Limitations & Future Work

  • The authors acknowledge that the diffusion backbones used are relatively small and focused on bimanual manipulation; performance on larger datasets/models or mobile manipulation remains unverified.
  • There is a lack of systematic ablation for various hyperparameters (e.g., \(\kappa, \alpha_0, \tau_m, k\)). The quantification of the "Success-Latency" trade-off is relatively sparse.
  • Custom metrics like gating flip-rate and skill reuse are mostly described qualitatively; a unified numerical table would improve cross-verification.
  • Overall success rates on RLBench-2 remain low (0.18 for SMP), indicating that tightly coupled collaboration is still a major challenge.
  • vs. Sparse Diffusion Policy (FFN-MoE Diffusion): While both use MoE, SDP merely replaces backbones with experts and lacks geometric skill decoupling. Its gating couples experts across diffusion steps and jitters during sampling. SMP decouples skills in an orthogonal basis, uses sticky routing for stability, and thus performs better in precision tasks and skill recombination.
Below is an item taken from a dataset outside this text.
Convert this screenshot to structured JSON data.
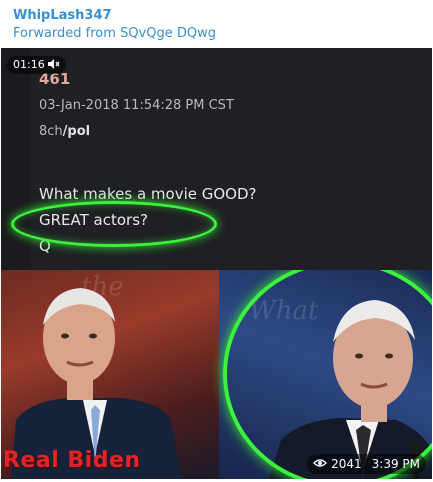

  • vs. RDT (Diffusion Foundation Model): RDT pursues generalization via scaling, yet remains 10× larger than DP with poor few-shot transfer. SMP follows a path of "learn reusable skills once, activate as needed," achieving higher multi-task and transfer success at lower active costs.
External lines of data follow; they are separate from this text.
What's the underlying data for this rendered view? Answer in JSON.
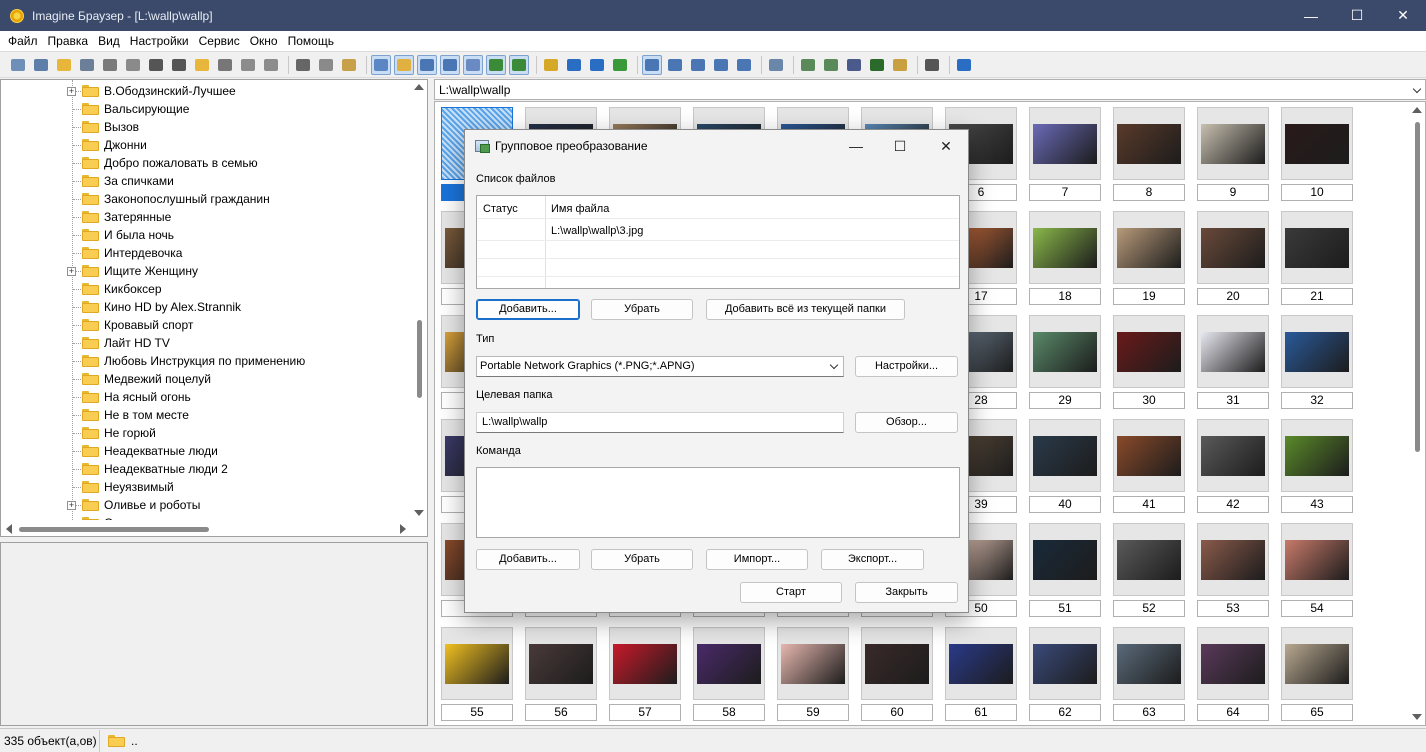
{
  "window": {
    "title": "Imagine Браузер - [L:\\wallp\\wallp]",
    "minimize": "—",
    "maximize": "☐",
    "close": "✕"
  },
  "menu": [
    "Файл",
    "Правка",
    "Вид",
    "Настройки",
    "Сервис",
    "Окно",
    "Помощь"
  ],
  "toolbar": {
    "buttons": [
      {
        "name": "view-icon",
        "color": "#6d8fb8"
      },
      {
        "name": "slideshow-icon",
        "color": "#5d7ea8"
      },
      {
        "name": "open-folder-icon",
        "color": "#e7b63a"
      },
      {
        "name": "save-icon",
        "color": "#6b7f99"
      },
      {
        "name": "print-icon",
        "color": "#7a7a7a"
      },
      {
        "name": "scan-icon",
        "color": "#8a8a8a"
      },
      {
        "name": "info-icon",
        "color": "#555555"
      },
      {
        "name": "camera-icon",
        "color": "#555555"
      },
      {
        "name": "new-folder-icon",
        "color": "#e7b63a"
      },
      {
        "name": "rename-icon",
        "color": "#777777"
      },
      {
        "name": "delete-icon",
        "color": "#8c8c8c"
      },
      {
        "name": "properties-icon",
        "color": "#8c8c8c"
      },
      "sep",
      {
        "name": "cut-icon",
        "color": "#666666"
      },
      {
        "name": "copy-icon",
        "color": "#8a8a8a"
      },
      {
        "name": "paste-icon",
        "color": "#c8a04a"
      },
      "sep",
      {
        "name": "thumbnails-view-icon",
        "color": "#5a86c4",
        "active": true
      },
      {
        "name": "tree-view-icon",
        "color": "#e0b040",
        "active": true
      },
      {
        "name": "history-icon",
        "color": "#4a77b4",
        "active": true
      },
      {
        "name": "preview-pane-icon",
        "color": "#4a77b4",
        "active": true
      },
      {
        "name": "grid-view-icon",
        "color": "#6a8ac4",
        "active": true
      },
      {
        "name": "fullscreen-icon",
        "color": "#3a8a3a",
        "active": true
      },
      {
        "name": "thumbnail-size-icon",
        "color": "#3a8a3a",
        "active": true
      },
      "sep",
      {
        "name": "parent-folder-icon",
        "color": "#d6a828"
      },
      {
        "name": "back-arrow-icon",
        "color": "#2a6ec4"
      },
      {
        "name": "forward-arrow-icon",
        "color": "#2a6ec4"
      },
      {
        "name": "refresh-icon",
        "color": "#3a9a3a"
      },
      "sep",
      {
        "name": "large-icons-view-icon",
        "color": "#4a77b4",
        "active": true
      },
      {
        "name": "small-icons-view-icon",
        "color": "#4a77b4"
      },
      {
        "name": "list-view-icon",
        "color": "#4a77b4"
      },
      {
        "name": "details-view-icon",
        "color": "#4a77b4"
      },
      {
        "name": "report-view-icon",
        "color": "#4a77b4"
      },
      "sep",
      {
        "name": "tools-wrench-icon",
        "color": "#6a86a8"
      },
      "sep",
      {
        "name": "convert-icon",
        "color": "#5a8a5a"
      },
      {
        "name": "batch-convert-icon",
        "color": "#5a8a5a"
      },
      {
        "name": "capture-icon",
        "color": "#4a5a8a"
      },
      {
        "name": "film-strip-icon",
        "color": "#2a6a2a"
      },
      {
        "name": "edit-pencil-icon",
        "color": "#c8a040"
      },
      "sep",
      {
        "name": "options-icon",
        "color": "#555555"
      },
      "sep",
      {
        "name": "help-icon",
        "color": "#2a6ec4"
      }
    ]
  },
  "tree": {
    "items": [
      {
        "label": "В.Ободзинский-Лучшее",
        "expandable": true
      },
      {
        "label": "Вальсирующие",
        "expandable": false
      },
      {
        "label": "Вызов",
        "expandable": false
      },
      {
        "label": "Джонни",
        "expandable": false
      },
      {
        "label": "Добро пожаловать в семью",
        "expandable": false
      },
      {
        "label": "За спичками",
        "expandable": false
      },
      {
        "label": "Законопослушный гражданин",
        "expandable": false
      },
      {
        "label": "Затерянные",
        "expandable": false
      },
      {
        "label": "И была ночь",
        "expandable": false
      },
      {
        "label": "Интердевочка",
        "expandable": false
      },
      {
        "label": "Ищите Женщину",
        "expandable": true
      },
      {
        "label": "Кикбоксер",
        "expandable": false
      },
      {
        "label": "Кино HD by Alex.Strannik",
        "expandable": false
      },
      {
        "label": "Кровавый спорт",
        "expandable": false
      },
      {
        "label": "Лайт HD TV",
        "expandable": false
      },
      {
        "label": "Любовь Инструкция по применению",
        "expandable": false
      },
      {
        "label": "Медвежий поцелуй",
        "expandable": false
      },
      {
        "label": "На ясный огонь",
        "expandable": false
      },
      {
        "label": "Не в том месте",
        "expandable": false
      },
      {
        "label": "Не горюй",
        "expandable": false
      },
      {
        "label": "Неадекватные люди",
        "expandable": false
      },
      {
        "label": "Неадекватные люди 2",
        "expandable": false
      },
      {
        "label": "Неуязвимый",
        "expandable": false
      },
      {
        "label": "Оливье и роботы",
        "expandable": true
      },
      {
        "label": "Открытки и картинки с поздравлениями",
        "expandable": false
      }
    ]
  },
  "path": "L:\\wallp\\wallp",
  "thumbnails": [
    {
      "n": "",
      "c": "#4a86c8",
      "selected": true
    },
    {
      "n": "",
      "c": "#24304a"
    },
    {
      "n": "",
      "c": "#9a7a5a"
    },
    {
      "n": "",
      "c": "#2a4a6a"
    },
    {
      "n": "",
      "c": "#2a5a9a"
    },
    {
      "n": "",
      "c": "#5a8ab8"
    },
    {
      "n": "6",
      "c": "#4a4a4a"
    },
    {
      "n": "7",
      "c": "#6a6ab8"
    },
    {
      "n": "8",
      "c": "#5a3a2a"
    },
    {
      "n": "9",
      "c": "#c8c0b0"
    },
    {
      "n": "10",
      "c": "#2a1a1a"
    },
    {
      "n": "",
      "c": "#7a5a3a"
    },
    {
      "n": "",
      "c": "#3a4a5a"
    },
    {
      "n": "",
      "c": "#6a5a4a"
    },
    {
      "n": "",
      "c": "#4a5a6a"
    },
    {
      "n": "",
      "c": "#5a6a7a"
    },
    {
      "n": "",
      "c": "#7a6a5a"
    },
    {
      "n": "17",
      "c": "#c86a3a"
    },
    {
      "n": "18",
      "c": "#8ab84a"
    },
    {
      "n": "19",
      "c": "#b89a7a"
    },
    {
      "n": "20",
      "c": "#6a4a3a"
    },
    {
      "n": "21",
      "c": "#3a3a3a"
    },
    {
      "n": "",
      "c": "#d8a03a"
    },
    {
      "n": "",
      "c": "#3a3a4a"
    },
    {
      "n": "",
      "c": "#5a4a3a"
    },
    {
      "n": "",
      "c": "#4a3a5a"
    },
    {
      "n": "",
      "c": "#6a6a6a"
    },
    {
      "n": "",
      "c": "#3a5a7a"
    },
    {
      "n": "28",
      "c": "#6a7a8a"
    },
    {
      "n": "29",
      "c": "#5a8a6a"
    },
    {
      "n": "30",
      "c": "#6a1a1a"
    },
    {
      "n": "31",
      "c": "#e8e8f0"
    },
    {
      "n": "32",
      "c": "#2a5a9a"
    },
    {
      "n": "",
      "c": "#3a3a6a"
    },
    {
      "n": "",
      "c": "#4a4a4a"
    },
    {
      "n": "",
      "c": "#5a5a5a"
    },
    {
      "n": "",
      "c": "#6a5a4a"
    },
    {
      "n": "",
      "c": "#4a5a4a"
    },
    {
      "n": "",
      "c": "#5a4a5a"
    },
    {
      "n": "39",
      "c": "#5a4a3a"
    },
    {
      "n": "40",
      "c": "#2a3a4a"
    },
    {
      "n": "41",
      "c": "#8a4a2a"
    },
    {
      "n": "42",
      "c": "#5a5a5a"
    },
    {
      "n": "43",
      "c": "#5a8a2a"
    },
    {
      "n": "",
      "c": "#8a4a2a"
    },
    {
      "n": "",
      "c": "#3a3a3a"
    },
    {
      "n": "",
      "c": "#5a5a6a"
    },
    {
      "n": "",
      "c": "#6a6a5a"
    },
    {
      "n": "",
      "c": "#4a4a5a"
    },
    {
      "n": "",
      "c": "#5a4a4a"
    },
    {
      "n": "50",
      "c": "#e8c8b8"
    },
    {
      "n": "51",
      "c": "#1a2a3a"
    },
    {
      "n": "52",
      "c": "#5a5a5a"
    },
    {
      "n": "53",
      "c": "#8a5a4a"
    },
    {
      "n": "54",
      "c": "#c87a6a"
    },
    {
      "n": "55",
      "c": "#f0c020"
    },
    {
      "n": "56",
      "c": "#4a3a3a"
    },
    {
      "n": "57",
      "c": "#c81a2a"
    },
    {
      "n": "58",
      "c": "#4a2a6a"
    },
    {
      "n": "59",
      "c": "#e8b8b0"
    },
    {
      "n": "60",
      "c": "#3a2a2a"
    },
    {
      "n": "61",
      "c": "#2a3a8a"
    },
    {
      "n": "62",
      "c": "#3a4a7a"
    },
    {
      "n": "63",
      "c": "#5a6a7a"
    },
    {
      "n": "64",
      "c": "#5a3a5a"
    },
    {
      "n": "65",
      "c": "#b8a890"
    }
  ],
  "status": {
    "count": "335 объект(а,ов)",
    "path": ".."
  },
  "dialog": {
    "title": "Групповое преобразование",
    "files_label": "Список файлов",
    "col_status": "Статус",
    "col_filename": "Имя файла",
    "file1": "L:\\wallp\\wallp\\3.jpg",
    "btn_add": "Добавить...",
    "btn_remove": "Убрать",
    "btn_add_all": "Добавить всё из текущей папки",
    "type_label": "Тип",
    "type_value": "Portable Network Graphics (*.PNG;*.APNG)",
    "btn_settings": "Настройки...",
    "target_label": "Целевая папка",
    "target_value": "L:\\wallp\\wallp",
    "btn_browse": "Обзор...",
    "command_label": "Команда",
    "btn_cmd_add": "Добавить...",
    "btn_cmd_remove": "Убрать",
    "btn_import": "Импорт...",
    "btn_export": "Экспорт...",
    "btn_start": "Старт",
    "btn_close": "Закрыть"
  }
}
  • vs. Discrete Policy / DIAYN / Hierarchical RL: DIAYN uses mutual information for reward-free skill discovery, and hierarchical RL learns temporally extended actions primarily for exploration. SMP focuses on efficiently abstracting manipulation skills from demonstrations and situates skills in continuous orthogonal subspaces rather than discrete codebooks, allowing for more flexible recombination.

Rating

  • Novelty: ⭐⭐⭐⭐⭐ Translating skill abstraction into a geometric/probabilistic framework of "state-adaptive orthogonal basis + sticky Dirichlet gating" is a highly original and consistent approach.
  • Experimental Thoroughness: ⭐⭐⭐⭐ Coverage of simulation, real-world, multi-task, and two types of transfer is solid, though systematic ablation of core hyperparameters is missing.
  • Writing Quality: ⭐⭐⭐⭐ Derivations are clear and motivations follow a logical progression; some notations are dense and require careful reading.
  • Value: ⭐⭐⭐⭐⭐ Provides a practical and interpretable path for "transferable multi-task manipulation at medium model scale," with direct implications for real-time bimanual control.